Cities of Empire offers much to readers like myself, trying to put together the scattered bits of global history that I have learned from my reading. It would serve global travelers well in a similar way with its attempts to set the current structures of the cities in an historical context. The book is a pleasure to read and requires no former knowledge of global history. Hunt seems to have done a creditable job of summarizing a vast amount of current scholarship, and his book has the documentation to support his claims. His numerous excerpts from the writings of people in the heyday of each city, brings his narrative to life. The vast majority of these quotations, predictably, are from elite Europeans who visited or worked in them.

Yet this book is explicitly an overview, and as such, has its weaknesses. Hunt simply tries to write about so many topics that the details can become overwhelming. His categorization of the cities is neater than the narratives he tells about their changing leaders and policies. The discussions of the architecture of the cities are fascinating but lack enough illustrations to be clear for those of us who do not know them firsthand. There are no African or Middle Eastern cities in the book—except for Cape Town, which may be an exception—and I wonder how their inclusion might change Hunt’s narrative.

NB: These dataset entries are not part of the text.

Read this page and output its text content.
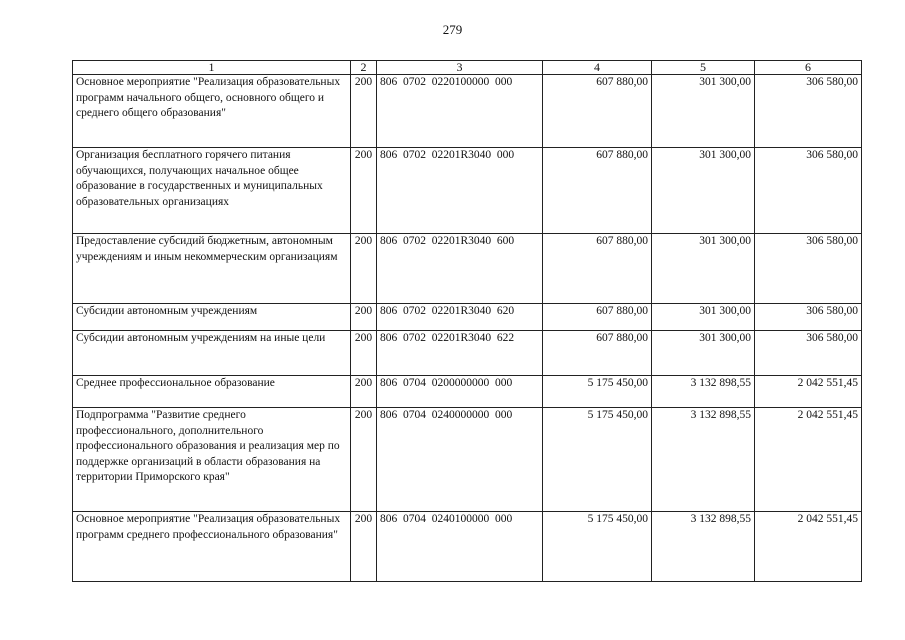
279
1	2	3	4	5	6
Основное мероприятие "Реализация образовательных программ начального общего, основного общего и среднего общего образования"	200	806  0702  0220100000  000	607 880,00	301 300,00	306 580,00
Организация бесплатного горячего питания обучающихся, получающих начальное общее образование в государственных и муниципальных образовательных организациях	200	806  0702  02201R3040  000	607 880,00	301 300,00	306 580,00
Предоставление субсидий бюджетным, автономным учреждениям и иным некоммерческим организациям	200	806  0702  02201R3040  600	607 880,00	301 300,00	306 580,00
Субсидии автономным учреждениям	200	806  0702  02201R3040  620	607 880,00	301 300,00	306 580,00
Субсидии автономным учреждениям на иные цели	200	806  0702  02201R3040  622	607 880,00	301 300,00	306 580,00
Среднее профессиональное образование	200	806  0704  0200000000  000	5 175 450,00	3 132 898,55	2 042 551,45
Подпрограмма "Развитие среднего профессионального, дополнительного профессионального образования и реализация мер по поддержке организаций в области образования на территории Приморского края"	200	806  0704  0240000000  000	5 175 450,00	3 132 898,55	2 042 551,45
Основное мероприятие "Реализация образовательных программ среднего профессионального образования"	200	806  0704  0240100000  000	5 175 450,00	3 132 898,55	2 042 551,45
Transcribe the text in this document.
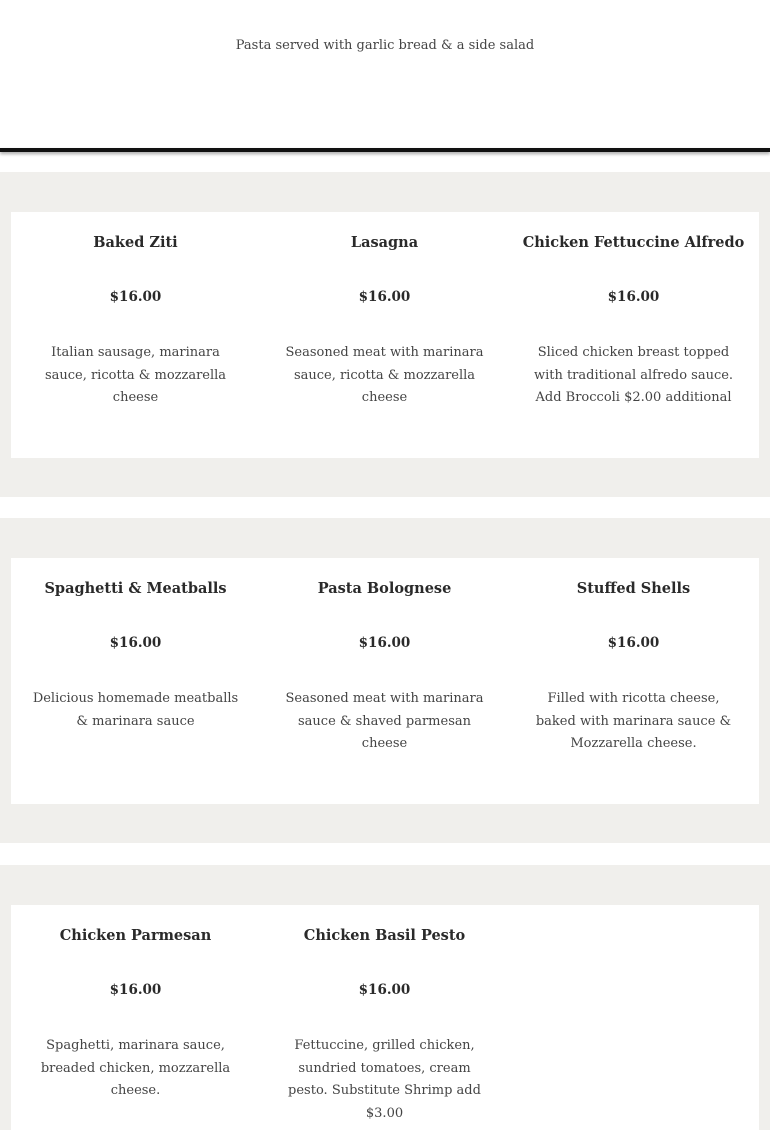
Pasta served with garlic bread & a side salad
Baked Ziti
$16.00
Italian sausage, marinara sauce, ricotta & mozzarella cheese
Lasagna
$16.00
Seasoned meat with marinara sauce, ricotta & mozzarella cheese
Chicken Fettuccine Alfredo
$16.00
Sliced chicken breast topped with traditional alfredo sauce. Add Broccoli $2.00 additional
Spaghetti & Meatballs
$16.00
Delicious homemade meatballs & marinara sauce
Pasta Bolognese
$16.00
Seasoned meat with marinara sauce & shaved parmesan cheese
Stuffed Shells
$16.00
Filled with ricotta cheese, baked with marinara sauce & Mozzarella cheese.
Chicken Parmesan
$16.00
Spaghetti, marinara sauce, breaded chicken, mozzarella cheese.
Chicken Basil Pesto
$16.00
Fettuccine, grilled chicken, sundried tomatoes, cream pesto. Substitute Shrimp add $3.00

Particularly in his discussion of Asian cities, Hunt makes the intriguing point that despite the British monopoly on power, other groups made important contributions to what the cities became. He notes how “multicultural” some of them were as people from other regions arrived as workers or refugees. A few non-British obtained wealth and social acceptability. In the early years, sharp distinctions might exist between White Town and Black Town, but crossing the barriers was easy and people of mixed ethnicities were numerous. This is an issue I would like to explore. Certainly in fiction, characters on the boundaries of their own cultures frequently interact, despite the sharp formal distinctions. Also, Hunt’s accounts focus on British colonists almost exclusively in some colonies. In other colonies, those who were being colonized are more of the story. I wasn’t quite sure if Hunt meant to say that Asians were more acceptable to empire-builders than darker-skinned Africans or Indigenous Australians.

I found Cities of Empire, well-crafted and interesting, especially for non-scholars seeking a wider understanding of how our world came to be as it is.  I recommend it to all seeking to understand our interconnected world.

I am interested in global history and would welcome suggestions for other books of this type.

 

Links to other global histories that I have found useful in my attempt to make sense of global literature.  I also recommend each of these.

The Birth of the Modern World, by C.A. Bayly.

Before European Hegemony: The World System A.D. 1250-1350. By Janet Abu-Lughod. 

 Drawing the Global Color Line: White Men’s Countries, by Marilyn Lake and Henry Reynolds.

A History of the World in 100 Objects, by Neil MacGregor.

 

One Comment leave one →
  1. maamej permalink
    March 2, 2015 3:25 am

    It sounds like a very interesting read. I also note the absence of European cities outside the British isles. Still, it sounds like the scope is so grand he had to draw the line somewhere.